Long list of fairness measures

Fairness assessment for AI in the finance industry

“Individual fairness”, in contrast, asks that similar subjects be treated similarly – this is trickier, because we need to define what we mean by “similar subjects” and “similar treatment”.

Accounting for fairness can be done at three levels. First, we can pre-process the data, e.g., by “disentangling” the protected attributes from the rest of the data, with a vector embedding, not unlike “fader networks”. Second, we can use the fairness as a constraint or a penalty when fitting the model. Lastly, we can estimate a model without paying attention to fairness, and correct its output to make it fair.

Representation learning and fairness
S. Koyejo

Paradoxes in fair machine learning

“Non-differentiable” layers

Combinatorial optimization

It seems that we can put almost anything inside a neural net (or, more generally, a “computation graph”), provided it is differentiable (and has informative gradients).
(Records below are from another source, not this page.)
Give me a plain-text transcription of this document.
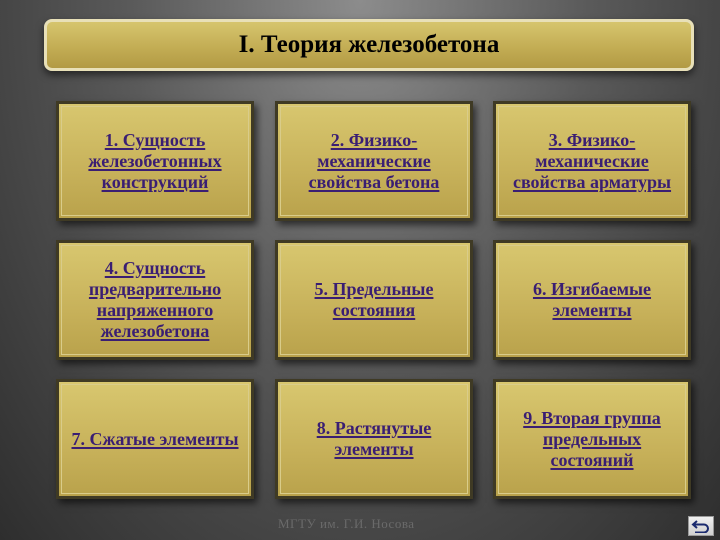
I. Теория железобетона
1. Сущность железобетонных конструкций
2. Физико-механические свойства бетона
3. Физико-механические свойства арматуры
4. Сущность предварительно напряженного железобетона
5. Предельные состояния
6. Изгибаемые элементы
7. Сжатые элементы
8. Растянутые элементы
9. Вторая группа предельных состояний
МГТУ им. Г.И. Носова
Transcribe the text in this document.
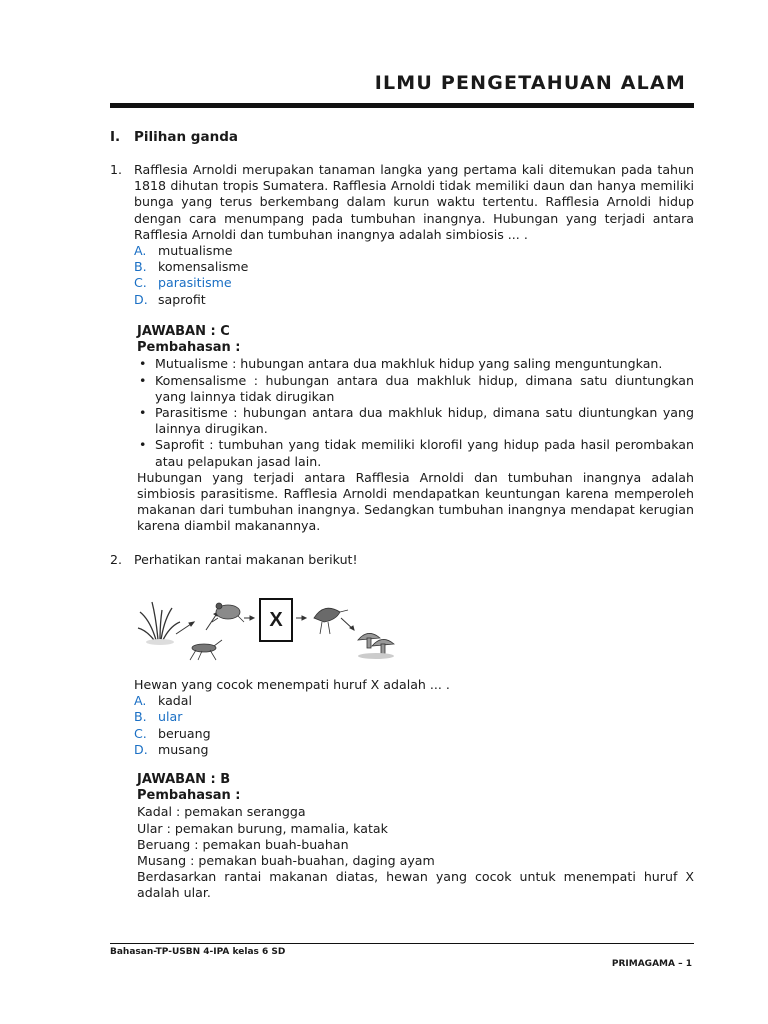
ILMU PENGETAHUAN ALAM
I. Pilihan ganda
1. Rafflesia Arnoldi merupakan tanaman langka yang pertama kali ditemukan pada tahun 1818 dihutan tropis Sumatera. Rafflesia Arnoldi tidak memiliki daun dan hanya memiliki bunga yang terus berkembang dalam kurun waktu tertentu. Rafflesia Arnoldi hidup dengan cara menumpang pada tumbuhan inangnya. Hubungan yang terjadi antara Rafflesia Arnoldi dan tumbuhan inangnya adalah simbiosis ... .
A. mutualisme
B. komensalisme
C. parasitisme
D. saprofit
JAWABAN : C
Pembahasan :
• Mutualisme : hubungan antara dua makhluk hidup yang saling menguntungkan.
• Komensalisme : hubungan antara dua makhluk hidup, dimana satu diuntungkan yang lainnya tidak dirugikan
• Parasitisme : hubungan antara dua makhluk hidup, dimana satu diuntungkan yang lainnya dirugikan.
• Saprofit : tumbuhan yang tidak memiliki klorofil yang hidup pada hasil perombakan atau pelapukan jasad lain.
Hubungan yang terjadi antara Rafflesia Arnoldi dan tumbuhan inangnya adalah simbiosis parasitisme. Rafflesia Arnoldi mendapatkan keuntungan karena memperoleh makanan dari tumbuhan inangnya. Sedangkan tumbuhan inangnya mendapat kerugian karena diambil makanannya.
2. Perhatikan rantai makanan berikut!
X
Hewan yang cocok menempati huruf X adalah ... .
A. kadal
B. ular
C. beruang
D. musang
JAWABAN : B
Pembahasan :
Kadal : pemakan serangga
Ular : pemakan burung, mamalia, katak
Beruang : pemakan buah-buahan
Musang : pemakan buah-buahan, daging ayam
Berdasarkan rantai makanan diatas, hewan yang cocok untuk menempati huruf X adalah ular.
Bahasan-TP-USBN 4-IPA kelas 6 SD
PRIMAGAMA – 1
But what about combinatorial optimization? Since the result is discrete, the function it computes is locally constant, and the gradient is zero – it is not informative.

It is actually possible to put a combinatorial optimization step inside a neural network: in the forward pass, perform the actual (discrete) optimization but, to compute a gradient in the backward pass, use a continuous relaxation of the combinatorial problem.
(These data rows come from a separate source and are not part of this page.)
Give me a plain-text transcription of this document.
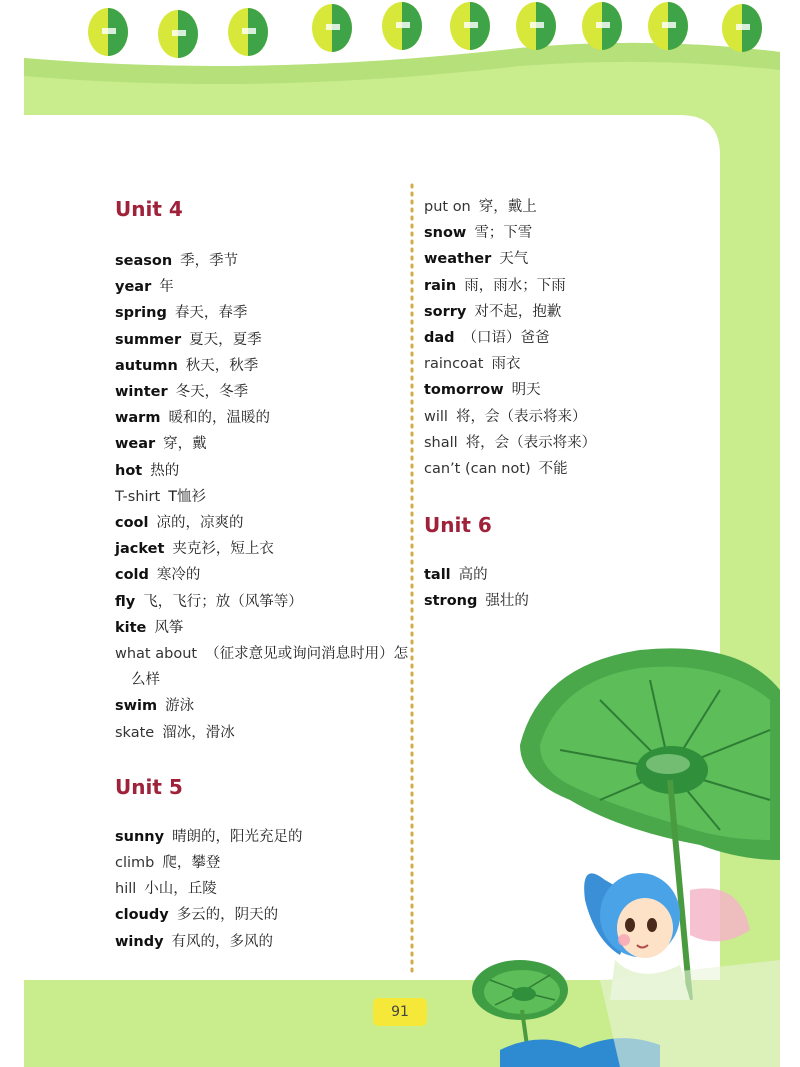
Unit 4
season 季，季节
year 年
spring 春天，春季
summer 夏天，夏季
autumn 秋天，秋季
winter 冬天，冬季
warm 暖和的，温暖的
wear 穿，戴
hot 热的
T-shirt T恤衫
cool 凉的，凉爽的
jacket 夹克衫，短上衣
cold 寒冷的
fly 飞，飞行；放（风筝等）
kite 风筝
what about （征求意见或询问消息时用）怎么样
swim 游泳
skate 溜冰，滑冰
Unit 5
sunny 晴朗的，阳光充足的
climb 爬，攀登
hill 小山，丘陵
cloudy 多云的，阴天的
windy 有风的，多风的
put on 穿，戴上
snow 雪；下雪
weather 天气
rain 雨，雨水；下雨
sorry 对不起，抱歉
dad （口语）爸爸
raincoat 雨衣
tomorrow 明天
will 将，会（表示将来）
shall 将，会（表示将来）
can’t (can not) 不能
Unit 6
tall 高的
strong 强壮的
91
Differentiation of Blackbox Combinatorial Solvers
M. Vlastelica et al.


Sorting is another combinatorial operation: it can be used in a neural network using a similar idea, noticing that 1-dimensional optimal transport problems can be solved by sorting and adding an entropic regularization.

Differentiable ranking and sorting using optimal transport
M. Cuturi et al.

Neural network architectures

Shared weights

Many neural networks rely on weight sharing: CNN, RNN, etc. How far can we share those weights? Pushing the idea of weight sharing to its extreme, we can share all the weights, so that the neural network only has one parameter. Even worse, instead of learning the best value for that parameter, we can set it to some number chosen in advance. The only “learning” left to do is that of the structure of the network. Surprisingly, the resulting network has a decent performance and, if we keep the structure of the best network found and learn the weight (or the weights, if we decide to relax the single-weight constraint), it is even competitive with (but not better than) state-of-the-art networks, and often much smaller.

Weight-agnostic neural networks
A. Gaier and D. Ha

Infinitely deep neural nets

Over the years, networks are becoming deeper and deeper: how deep can they be? Could they be infinitely deep? The same layer can be repeated ad infinitum: if the weights of all those copies are shared, the network is just iterating a function, and (under a few assumptions) should converge to a fixed point of that function. That infinite number of layers can be replaced by a single layer, computing this fixed point (the gradient can be computed without iterating).

Deep equilibrium models
S. Bai et al.

Infinitely wide neural nets

We can also look at neural nets infinite in the other direction: it turns out that infinitely large neural nets (“neural tangent kernel”, NTK) correspond to Gaussian processes.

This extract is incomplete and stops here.